His head came up as if I had tightened a knot under his jaw. He knew he had been seen. “Why do you want to do this? Why do you hate me?” He wasn’t asking me alone. He was asking all the people who had known him and not loved him in his life.
“Lucy was young,” I said. “She had a boy friend who wanted to marry her. They honeymooned in the morgue, and Alex is still in jail, sweating out your rap for you. Do you think you’re worth the trouble you’ve caused?”
He didn’t answer me.
“It’s not just the people you’ve killed. It’s the human idea you’ve been butchering and boiling down and trying to burn away. You can’t stand the human idea. You and Una Durano don’t stack up against it, and you know it. You know it makes you look lousy. Even a dollar-chaser like Max Heiss makes you look lousy. So you have to burn his face off with a blowtorch. Isn’t that what you did?”
“It’s not true. He demanded money. I had no money to give him.”
“You could have taken your medicine,” I said. “That never occurred to you. It hasn’t yet.
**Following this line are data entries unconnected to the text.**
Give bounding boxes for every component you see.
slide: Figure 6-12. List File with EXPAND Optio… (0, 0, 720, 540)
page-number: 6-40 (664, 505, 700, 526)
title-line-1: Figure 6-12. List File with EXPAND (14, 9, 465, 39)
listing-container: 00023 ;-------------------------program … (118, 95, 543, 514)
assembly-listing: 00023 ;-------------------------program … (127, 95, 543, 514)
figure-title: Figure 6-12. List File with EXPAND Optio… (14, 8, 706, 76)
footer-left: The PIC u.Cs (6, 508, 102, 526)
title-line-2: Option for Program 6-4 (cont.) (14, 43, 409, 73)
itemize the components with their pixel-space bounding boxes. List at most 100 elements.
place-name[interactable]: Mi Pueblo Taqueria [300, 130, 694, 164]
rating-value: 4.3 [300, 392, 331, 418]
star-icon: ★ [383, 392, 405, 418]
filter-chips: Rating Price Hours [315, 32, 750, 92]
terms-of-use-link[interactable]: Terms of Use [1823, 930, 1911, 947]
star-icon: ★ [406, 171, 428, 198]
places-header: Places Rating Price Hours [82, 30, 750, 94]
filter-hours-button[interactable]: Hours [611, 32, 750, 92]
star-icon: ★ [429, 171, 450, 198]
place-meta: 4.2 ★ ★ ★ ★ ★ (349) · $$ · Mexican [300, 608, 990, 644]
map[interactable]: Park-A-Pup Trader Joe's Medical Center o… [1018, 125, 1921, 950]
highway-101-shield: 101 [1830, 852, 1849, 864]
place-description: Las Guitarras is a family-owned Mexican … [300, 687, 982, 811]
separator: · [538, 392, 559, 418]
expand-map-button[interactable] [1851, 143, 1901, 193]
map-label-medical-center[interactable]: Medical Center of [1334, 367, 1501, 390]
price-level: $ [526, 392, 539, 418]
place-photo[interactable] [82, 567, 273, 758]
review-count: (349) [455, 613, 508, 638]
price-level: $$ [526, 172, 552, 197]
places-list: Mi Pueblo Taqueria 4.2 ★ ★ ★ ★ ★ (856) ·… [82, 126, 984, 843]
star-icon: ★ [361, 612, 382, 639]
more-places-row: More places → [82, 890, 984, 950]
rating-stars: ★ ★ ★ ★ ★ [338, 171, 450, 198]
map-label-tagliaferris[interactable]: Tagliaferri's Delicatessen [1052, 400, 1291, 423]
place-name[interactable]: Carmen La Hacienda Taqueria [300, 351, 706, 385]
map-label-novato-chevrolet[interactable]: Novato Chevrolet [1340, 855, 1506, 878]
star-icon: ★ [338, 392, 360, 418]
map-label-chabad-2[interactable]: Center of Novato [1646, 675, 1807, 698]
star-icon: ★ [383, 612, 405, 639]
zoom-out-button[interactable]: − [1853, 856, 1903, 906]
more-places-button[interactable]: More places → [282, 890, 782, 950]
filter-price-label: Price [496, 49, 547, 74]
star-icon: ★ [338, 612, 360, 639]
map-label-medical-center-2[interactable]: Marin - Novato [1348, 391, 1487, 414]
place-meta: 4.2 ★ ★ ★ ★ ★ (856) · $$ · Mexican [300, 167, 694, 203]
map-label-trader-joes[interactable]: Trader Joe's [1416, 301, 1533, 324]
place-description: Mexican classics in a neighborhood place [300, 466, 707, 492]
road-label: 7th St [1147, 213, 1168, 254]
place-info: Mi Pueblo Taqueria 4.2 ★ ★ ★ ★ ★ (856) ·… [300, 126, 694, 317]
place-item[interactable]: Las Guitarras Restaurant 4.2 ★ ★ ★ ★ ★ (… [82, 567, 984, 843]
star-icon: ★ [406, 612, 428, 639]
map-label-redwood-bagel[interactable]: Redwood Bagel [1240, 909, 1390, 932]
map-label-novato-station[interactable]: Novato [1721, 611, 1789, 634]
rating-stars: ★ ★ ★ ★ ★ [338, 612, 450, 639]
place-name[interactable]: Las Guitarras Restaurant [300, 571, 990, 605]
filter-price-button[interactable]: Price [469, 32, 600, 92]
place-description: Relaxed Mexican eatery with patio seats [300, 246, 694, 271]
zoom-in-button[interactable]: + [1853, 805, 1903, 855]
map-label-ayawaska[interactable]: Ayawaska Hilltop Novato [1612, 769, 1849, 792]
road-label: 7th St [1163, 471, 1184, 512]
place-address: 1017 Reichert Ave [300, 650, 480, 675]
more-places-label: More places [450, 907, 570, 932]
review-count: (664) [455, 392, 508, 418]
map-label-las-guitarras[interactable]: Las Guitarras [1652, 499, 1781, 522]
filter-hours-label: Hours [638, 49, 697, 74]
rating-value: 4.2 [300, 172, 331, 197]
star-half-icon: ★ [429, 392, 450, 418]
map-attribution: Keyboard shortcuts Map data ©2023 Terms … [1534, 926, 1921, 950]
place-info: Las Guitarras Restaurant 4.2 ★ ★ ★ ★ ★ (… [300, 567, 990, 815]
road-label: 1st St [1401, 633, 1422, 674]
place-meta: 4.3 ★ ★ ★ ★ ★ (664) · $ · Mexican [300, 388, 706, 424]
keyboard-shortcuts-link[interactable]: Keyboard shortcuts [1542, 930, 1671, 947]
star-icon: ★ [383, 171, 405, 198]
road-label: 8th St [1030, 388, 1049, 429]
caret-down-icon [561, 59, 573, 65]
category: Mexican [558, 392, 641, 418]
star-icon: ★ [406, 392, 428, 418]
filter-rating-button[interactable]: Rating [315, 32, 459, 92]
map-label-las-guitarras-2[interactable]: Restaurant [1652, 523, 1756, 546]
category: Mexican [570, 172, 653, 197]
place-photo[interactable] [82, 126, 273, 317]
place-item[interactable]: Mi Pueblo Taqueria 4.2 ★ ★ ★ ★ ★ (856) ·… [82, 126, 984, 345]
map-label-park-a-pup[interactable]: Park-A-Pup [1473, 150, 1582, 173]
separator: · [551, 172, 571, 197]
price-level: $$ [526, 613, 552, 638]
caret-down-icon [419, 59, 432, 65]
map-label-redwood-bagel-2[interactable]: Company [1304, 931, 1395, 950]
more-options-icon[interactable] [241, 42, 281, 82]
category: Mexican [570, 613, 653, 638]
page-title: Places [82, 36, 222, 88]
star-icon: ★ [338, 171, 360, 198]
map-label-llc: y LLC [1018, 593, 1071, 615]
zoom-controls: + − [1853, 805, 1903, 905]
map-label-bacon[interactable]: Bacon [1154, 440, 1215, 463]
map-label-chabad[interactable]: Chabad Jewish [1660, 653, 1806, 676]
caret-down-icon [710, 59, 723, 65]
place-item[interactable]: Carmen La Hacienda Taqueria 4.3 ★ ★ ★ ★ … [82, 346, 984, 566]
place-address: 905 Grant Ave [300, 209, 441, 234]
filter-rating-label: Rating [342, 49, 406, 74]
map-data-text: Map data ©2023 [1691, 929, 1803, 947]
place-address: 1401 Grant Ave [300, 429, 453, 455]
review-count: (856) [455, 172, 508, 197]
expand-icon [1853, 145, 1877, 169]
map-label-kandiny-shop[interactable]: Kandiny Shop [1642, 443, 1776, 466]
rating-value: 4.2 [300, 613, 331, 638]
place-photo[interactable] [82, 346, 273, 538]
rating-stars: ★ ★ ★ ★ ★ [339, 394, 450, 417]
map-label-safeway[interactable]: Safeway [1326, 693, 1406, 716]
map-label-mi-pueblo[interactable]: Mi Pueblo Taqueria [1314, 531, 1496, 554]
When Max found the Buick in your barn, that made him your enemy. Naturally he had to die. And when he came back for his money, you were ready for him, with Singleton’s clothes and a blowtorch and a can of gasoline. It must have seemed like a wonderful plan, to get rid of Heiss and in the same motion establish Singleton’s death by accident. But all it accomplished was to tip Bess off on what you’d done. As soon as I told her about the car he was found in, she realized you killed Max. And she left you.”